25. Ｆａｂに対して生理活性タンパク質または（ポリ）ペプチドが０〜２０アミノ酸のペプチドリンカーによって連結されている、請求項２４に記載の生理活性タンパク質または（ポリ）ペプチドのインビボの半減期を増加させる方法。

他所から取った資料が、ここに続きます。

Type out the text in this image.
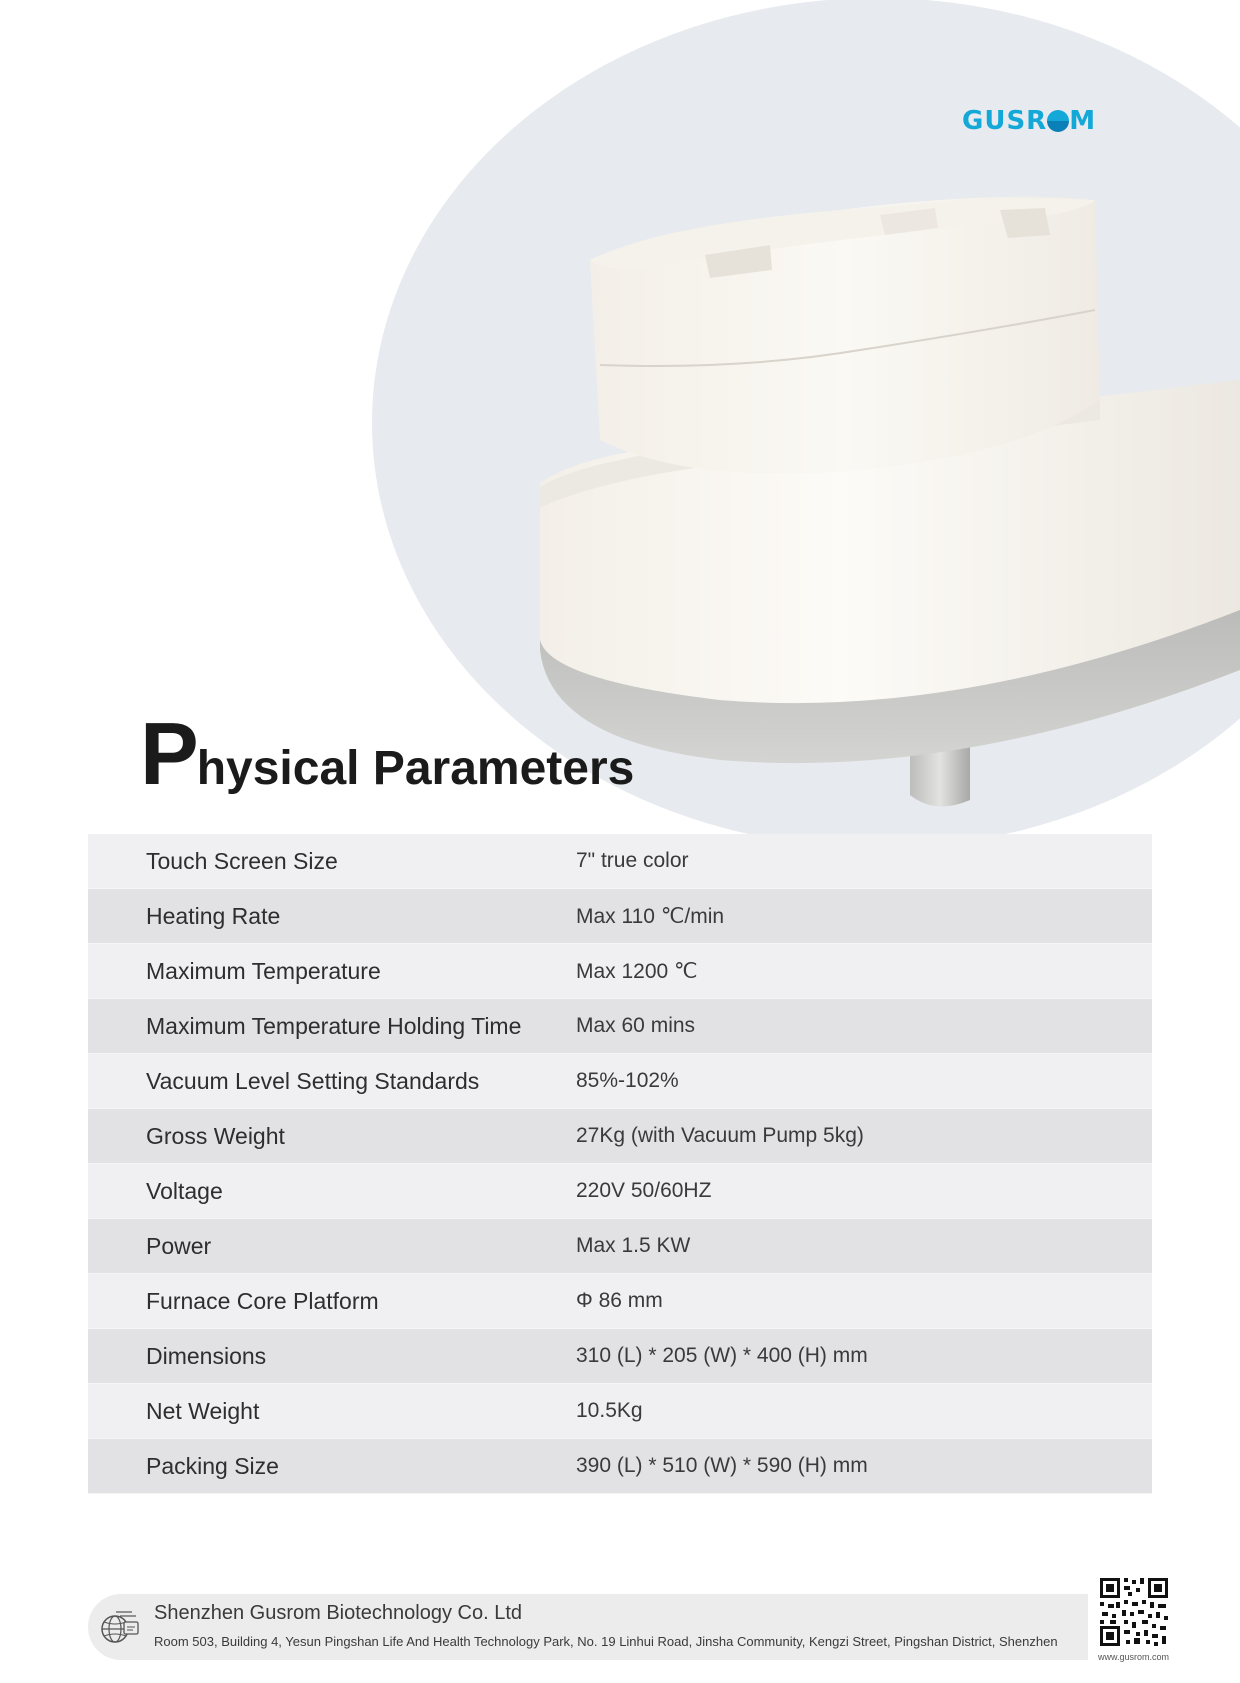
GUSR M
Physical Parameters
Touch Screen Size	7" true color
Heating Rate	Max 110 ℃/min
Maximum Temperature	Max 1200 ℃
Maximum Temperature Holding Time	Max 60 mins
Vacuum Level Setting Standards	85%-102%
Gross Weight	27Kg (with Vacuum Pump 5kg)
Voltage	220V 50/60HZ
Power	Max 1.5 KW
Furnace Core Platform	Φ 86 mm
Dimensions	310 (L) * 205 (W) * 400 (H) mm
Net Weight	10.5Kg
Packing Size	390 (L) * 510 (W) * 590 (H) mm
Shenzhen Gusrom Biotechnology Co. Ltd
Room 503, Building 4, Yesun Pingshan Life And Health Technology Park, No. 19 Linhui Road, Jinsha Community, Kengzi Street, Pingshan District, Shenzhen
www.gusrom.com
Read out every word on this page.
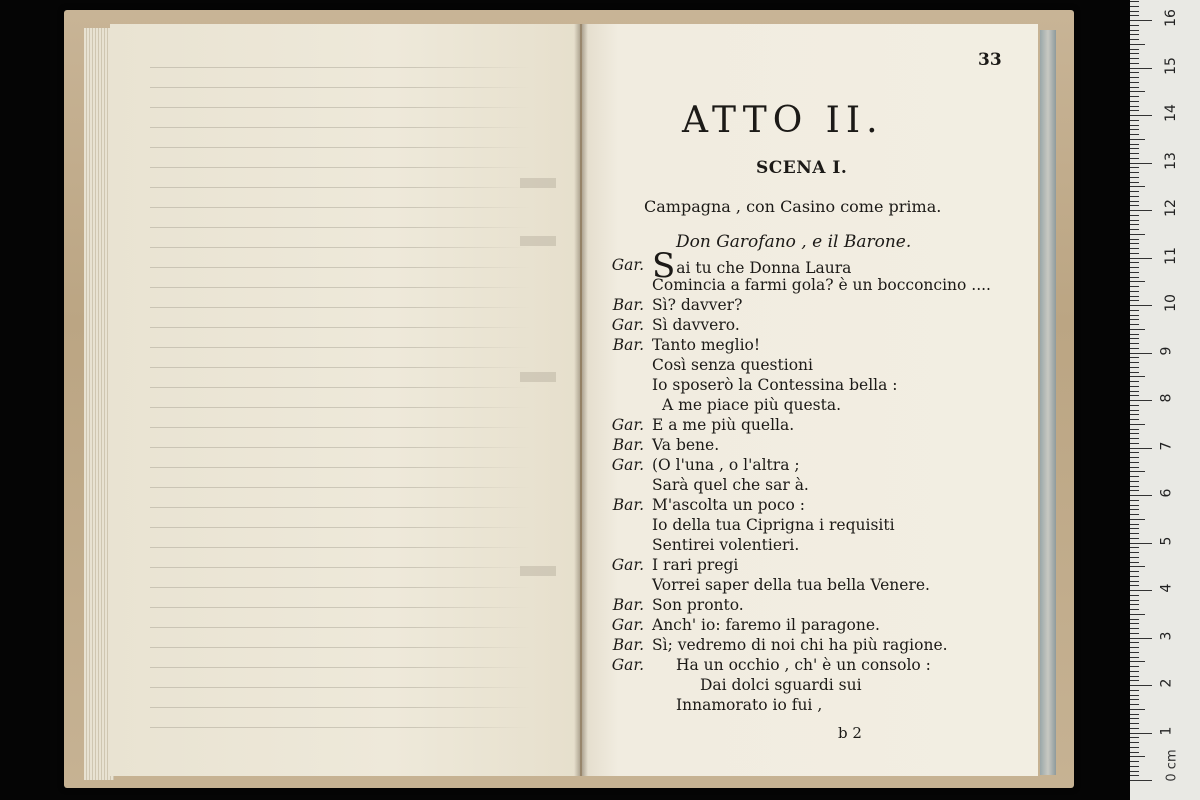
33
ATTO II.
SCENA I.
Campagna , con Casino come prima.
Don Garofano , e il Barone.
Gar. Sai tu che Donna Laura
Comincia a farmi gola? è un bocconcino ....
Bar. Sì? davver?
Gar. Sì davvero.
Bar. Tanto meglio!
Così senza questioni
Io sposerò la Contessina bella :
A me piace più questa.
Gar. E a me più quella.
Bar. Va bene.
Gar. (O l'una , o l'altra ;
Sarà quel che sar à.
Bar. M'ascolta un poco :
Io della tua Ciprigna i requisiti
Sentirei volentieri.
Gar. I rari pregi
Vorrei saper della tua bella Venere.
Bar. Son pronto.
Gar. Anch' io: faremo il paragone.
Bar. Sì; vedremo di noi chi ha più ragione.
Gar. Ha un occhio , ch' è un consolo :
Dai dolci sguardi sui
Innamorato io fui ,
b 2
0 cm
16
15
14
13
12
11
10
9
8
7
6
5
4
3
2
1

26. 請求項２４または２５に記載の方法であって、生理活性タンパク質または（ポリ）ペプチドが、ヒト成長ホルモン（ｈＧＨ）、成長ホルモン放出ホルモン（ＧＨＲＨ）、成長ホルモン放出ペプチド、インターフェロン（ＩＦＮ）、インターフェロンレセプター、コロニー刺激因子（ＣＳＦ）、顆粒球コロニー刺激因子（ＧＣＳＦ）、グルカゴン様ペプチド、Ｇタンパク質結合レセプター、インターロイキン、インターロイキンレセプター、酵素、インターロイキン結合タンパク質、サイトカイン結合タンパク質、マクロファージ活性化因子、マクロファージペプチド、Ｂ細胞因子、Ｔ細胞因子、タンパク質Ａ、アレルギーインヒビター、細胞ネクローシス糖タンパク質、イムノトキシン、リンフォトキシン、腫瘍ネクローシス因子、腫瘍抑制因子、転移成長因子、アルファ−１抗トリプシン、アルブミン、アルファ−ラクトアルブミン、アポリポタンパク質−Ｅ、エリトロポエチン、高グリコシル化エリトロポエチン、アンジオポエチン、ヘモグロビン、トロンビン、トロンビンレセプター活性化ペプチド、トロンボモジュリン、第ＶＩＩ因子、第ＶＩＩａ因子、第ＶＩＩＩ因子、第ＩＸ因子、第ＸＩＩＩ因子、プラズミノゲン活性化因子、フィブリン結合ペプチド、ウロキナーゼ、ストレプトキナーゼ、ヒルジン、タンパク質Ｃ、Ｃ反応性タンパク質、レニンインヒビター、コラゲナーゼインヒビター、スーパーオキシドジスムターゼ、レプチン、血小板由来成長因子、上皮成長因子、表皮成長因子、アンギオスタチン、アンギオテンシン、骨成長因子、骨刺激タンパク質、カルシトニン、インシュリン、アトリオペプチン、軟骨誘導因子、エルカトニン、結合組織活性化因子、組織因子経路インヒビター、卵胞刺激ホルモン、黄体形成ホルモン、黄体形成ホルモン放出ホルモン、神経成長因子、副甲状腺ホルモン、リラキシン、セクレチン、ソマトメジン、インシュリン様成長因子、副腎皮質ホルモン、グルカゴン、コレシストキニン、膵臓（ポリ）ペプチド、ガストリン放出ペプチド、コルチコトロピン放出因子、甲状腺刺激ホルモン、オートタキシン、ラクトフェリン、ミオスタチン、レセプター、レセプターアンタゴニスト、細胞表面抗原、ウイルス由来ワクチン抗原、モノクローナル抗体、ポリクローナル抗体、および抗体フラグメントからなる群から選択される１つである、前記方法。
27. 請求項７〜１３のいずれか一項に記載の融合コンストラクト、および薬学的に許容された賦形剤を含む、医薬組成物。